¡Saludos! Hoy me he levantado con un antojo ineludible de un chocolate caliente, y no puedo evitar pensar en Casa María, uno de esos lugares que, como la Casa de los Loaiza y algunos otros, me hacen sentir como en casa. En estos rincones acogedores no solo disfruto de una taza reconfortante, sino que también me sumerjo en conversaciones enriquecedoras con grandes amigos.

En Casa María, suelo frecuentar la cafetería. Este lugar, siempre bullicioso, era el punto de encuentro de políticos, maestros y aspirantes, todos compartiendo un café o un desayuno. Hoy, sin embargo, experimenté una revelación que confirmó un viejo adagio: “Muere el rey, viva el rey”.

La cafetería ya no albergaba a esos que afirmaban que solo iban a desayunar, jurando con fervor que su única intención era disfrutar de una comida matutina, y no saludar o pedir favores a Melesio. Tampoco vi a aquellos que pregonaban que no necesitaban a nadie porque, según ellos, eran amigos de la infancia. Ni a aquellos que presumían de parentesco, algo que nadie realmente creía, aunque ellos insistían en que eran familiares cercanos.

Incluso, aquellos que manifestaban su dolor por el asesinato de Melesio y proclamaban su eterno apoyo a la familia, brillaban por su ausencia. Casa María, que alguna vez estuvo repleta de estos personajes, parecía haber perdido a muchos de sus visitantes habituales.

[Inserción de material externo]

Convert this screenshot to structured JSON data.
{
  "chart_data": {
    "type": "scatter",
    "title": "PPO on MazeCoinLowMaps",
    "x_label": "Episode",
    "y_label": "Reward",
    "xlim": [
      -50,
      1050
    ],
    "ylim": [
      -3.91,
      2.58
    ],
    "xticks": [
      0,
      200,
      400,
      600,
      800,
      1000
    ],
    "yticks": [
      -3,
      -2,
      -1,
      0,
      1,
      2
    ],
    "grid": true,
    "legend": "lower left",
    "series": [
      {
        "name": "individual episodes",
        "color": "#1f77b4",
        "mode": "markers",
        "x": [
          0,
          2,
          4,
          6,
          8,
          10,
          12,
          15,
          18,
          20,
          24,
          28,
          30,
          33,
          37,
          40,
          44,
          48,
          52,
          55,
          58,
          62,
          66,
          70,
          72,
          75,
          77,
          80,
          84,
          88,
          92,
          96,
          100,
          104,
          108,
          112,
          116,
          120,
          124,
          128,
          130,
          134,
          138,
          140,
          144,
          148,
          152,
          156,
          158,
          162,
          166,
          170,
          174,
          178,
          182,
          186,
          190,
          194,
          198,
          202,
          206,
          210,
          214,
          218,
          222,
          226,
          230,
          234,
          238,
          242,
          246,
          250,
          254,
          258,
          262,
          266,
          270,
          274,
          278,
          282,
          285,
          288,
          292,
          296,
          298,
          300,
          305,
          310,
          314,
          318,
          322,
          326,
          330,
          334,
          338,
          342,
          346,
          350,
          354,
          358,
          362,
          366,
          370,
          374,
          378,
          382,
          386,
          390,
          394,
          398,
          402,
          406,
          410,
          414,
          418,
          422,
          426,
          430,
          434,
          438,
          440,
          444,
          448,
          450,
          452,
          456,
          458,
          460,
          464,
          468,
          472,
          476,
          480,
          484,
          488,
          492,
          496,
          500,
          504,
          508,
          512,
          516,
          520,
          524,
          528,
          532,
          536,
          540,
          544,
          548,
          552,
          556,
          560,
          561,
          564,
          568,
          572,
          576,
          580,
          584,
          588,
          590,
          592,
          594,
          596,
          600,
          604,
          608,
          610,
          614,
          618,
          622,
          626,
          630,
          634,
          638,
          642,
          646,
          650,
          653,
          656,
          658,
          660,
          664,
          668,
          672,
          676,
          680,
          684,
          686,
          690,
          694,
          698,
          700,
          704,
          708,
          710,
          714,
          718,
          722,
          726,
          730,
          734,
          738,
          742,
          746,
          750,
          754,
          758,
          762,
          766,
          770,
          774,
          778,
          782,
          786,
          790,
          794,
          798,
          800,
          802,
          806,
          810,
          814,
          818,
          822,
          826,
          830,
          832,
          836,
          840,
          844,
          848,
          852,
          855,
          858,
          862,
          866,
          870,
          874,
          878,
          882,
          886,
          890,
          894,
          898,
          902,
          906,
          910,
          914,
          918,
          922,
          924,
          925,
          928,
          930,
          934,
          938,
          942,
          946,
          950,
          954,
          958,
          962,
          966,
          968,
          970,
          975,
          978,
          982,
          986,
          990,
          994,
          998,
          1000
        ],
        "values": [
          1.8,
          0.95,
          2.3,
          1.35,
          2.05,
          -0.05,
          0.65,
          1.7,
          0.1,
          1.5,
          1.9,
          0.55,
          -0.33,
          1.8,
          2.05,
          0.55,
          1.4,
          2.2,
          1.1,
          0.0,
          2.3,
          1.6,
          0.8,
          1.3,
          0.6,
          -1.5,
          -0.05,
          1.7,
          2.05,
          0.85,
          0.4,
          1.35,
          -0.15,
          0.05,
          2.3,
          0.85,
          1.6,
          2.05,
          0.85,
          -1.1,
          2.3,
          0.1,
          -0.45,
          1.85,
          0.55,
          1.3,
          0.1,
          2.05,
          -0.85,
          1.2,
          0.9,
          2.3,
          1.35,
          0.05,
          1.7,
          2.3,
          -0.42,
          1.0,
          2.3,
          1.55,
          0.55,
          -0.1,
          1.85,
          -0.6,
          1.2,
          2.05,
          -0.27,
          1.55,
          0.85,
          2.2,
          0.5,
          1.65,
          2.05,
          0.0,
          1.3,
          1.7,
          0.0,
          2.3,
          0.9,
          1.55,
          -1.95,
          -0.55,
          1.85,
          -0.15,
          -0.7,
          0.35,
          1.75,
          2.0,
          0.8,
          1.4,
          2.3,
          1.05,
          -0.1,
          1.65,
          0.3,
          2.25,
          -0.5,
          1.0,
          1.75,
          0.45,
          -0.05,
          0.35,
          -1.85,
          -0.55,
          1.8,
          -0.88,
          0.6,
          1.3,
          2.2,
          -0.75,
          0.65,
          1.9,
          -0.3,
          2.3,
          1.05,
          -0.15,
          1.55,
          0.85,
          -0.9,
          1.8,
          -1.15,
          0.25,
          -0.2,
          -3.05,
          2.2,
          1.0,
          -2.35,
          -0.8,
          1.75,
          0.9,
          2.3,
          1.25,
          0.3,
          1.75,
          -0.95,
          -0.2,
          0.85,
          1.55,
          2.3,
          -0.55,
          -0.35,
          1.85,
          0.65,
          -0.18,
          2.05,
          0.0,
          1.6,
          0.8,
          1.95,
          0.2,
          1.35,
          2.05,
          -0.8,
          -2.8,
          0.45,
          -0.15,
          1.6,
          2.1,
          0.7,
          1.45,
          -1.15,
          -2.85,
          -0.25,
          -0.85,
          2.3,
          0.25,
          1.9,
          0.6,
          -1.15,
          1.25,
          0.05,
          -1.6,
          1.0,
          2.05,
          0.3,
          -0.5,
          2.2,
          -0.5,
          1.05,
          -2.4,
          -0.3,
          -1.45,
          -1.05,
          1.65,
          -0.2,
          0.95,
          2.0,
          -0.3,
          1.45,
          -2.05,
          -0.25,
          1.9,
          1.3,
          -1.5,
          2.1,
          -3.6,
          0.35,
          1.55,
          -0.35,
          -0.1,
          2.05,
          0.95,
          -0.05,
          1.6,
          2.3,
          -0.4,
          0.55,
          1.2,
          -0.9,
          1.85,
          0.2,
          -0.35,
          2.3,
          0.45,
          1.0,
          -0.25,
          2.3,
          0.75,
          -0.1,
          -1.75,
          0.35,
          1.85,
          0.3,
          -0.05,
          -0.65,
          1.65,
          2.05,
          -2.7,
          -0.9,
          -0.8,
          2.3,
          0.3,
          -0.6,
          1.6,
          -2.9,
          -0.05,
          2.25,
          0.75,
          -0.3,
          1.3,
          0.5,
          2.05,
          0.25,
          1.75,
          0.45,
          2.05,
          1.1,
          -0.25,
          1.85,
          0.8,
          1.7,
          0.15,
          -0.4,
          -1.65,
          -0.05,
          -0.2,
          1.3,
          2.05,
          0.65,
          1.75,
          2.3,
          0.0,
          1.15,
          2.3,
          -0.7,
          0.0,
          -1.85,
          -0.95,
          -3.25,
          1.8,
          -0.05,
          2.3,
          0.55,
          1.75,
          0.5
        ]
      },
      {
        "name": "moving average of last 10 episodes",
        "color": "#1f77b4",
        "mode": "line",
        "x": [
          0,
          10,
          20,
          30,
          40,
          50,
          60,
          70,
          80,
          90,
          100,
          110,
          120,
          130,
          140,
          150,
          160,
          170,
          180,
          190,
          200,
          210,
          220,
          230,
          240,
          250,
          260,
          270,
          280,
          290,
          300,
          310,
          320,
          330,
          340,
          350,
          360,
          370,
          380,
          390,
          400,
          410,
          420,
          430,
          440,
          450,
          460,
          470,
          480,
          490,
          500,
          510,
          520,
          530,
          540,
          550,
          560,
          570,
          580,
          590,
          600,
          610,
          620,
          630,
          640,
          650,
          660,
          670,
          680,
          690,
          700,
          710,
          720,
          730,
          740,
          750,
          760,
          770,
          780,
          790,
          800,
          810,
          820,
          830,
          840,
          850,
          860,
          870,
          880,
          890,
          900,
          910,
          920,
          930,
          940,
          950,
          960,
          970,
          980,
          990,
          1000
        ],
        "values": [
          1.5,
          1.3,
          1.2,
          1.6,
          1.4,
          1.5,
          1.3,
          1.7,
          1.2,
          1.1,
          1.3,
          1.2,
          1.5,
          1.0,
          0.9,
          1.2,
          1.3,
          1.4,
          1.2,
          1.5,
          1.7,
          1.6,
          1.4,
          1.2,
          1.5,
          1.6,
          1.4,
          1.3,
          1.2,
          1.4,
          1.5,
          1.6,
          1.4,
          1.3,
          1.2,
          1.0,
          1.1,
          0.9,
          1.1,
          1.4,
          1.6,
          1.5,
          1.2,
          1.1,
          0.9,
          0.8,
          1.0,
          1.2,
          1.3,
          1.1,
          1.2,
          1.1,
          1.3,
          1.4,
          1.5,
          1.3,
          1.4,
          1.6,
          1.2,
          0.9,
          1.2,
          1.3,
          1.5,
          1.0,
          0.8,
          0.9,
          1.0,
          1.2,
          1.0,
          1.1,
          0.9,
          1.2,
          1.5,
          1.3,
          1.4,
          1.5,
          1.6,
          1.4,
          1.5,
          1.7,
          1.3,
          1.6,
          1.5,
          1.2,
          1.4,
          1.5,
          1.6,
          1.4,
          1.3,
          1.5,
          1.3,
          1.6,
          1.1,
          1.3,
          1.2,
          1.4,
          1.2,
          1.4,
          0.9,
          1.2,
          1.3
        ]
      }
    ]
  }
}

Así es, señores, así está Casa María. Un lugar donde las apariencias y las lealtades se revelan tan volubles como el vapor de un chocolate caliente. En cada sorbo, uno puede reflexionar sobre la naturaleza humana y la realidad de las relaciones sociales, que muchas veces están teñidas por la conveniencia y la temporalidad. Pero a pesar de todo, Casa María sigue siendo un refugio, un rincón donde el chocolate siempre sabe mejor y las conversaciones, aunque cambien de actores, nunca pierden su esencia.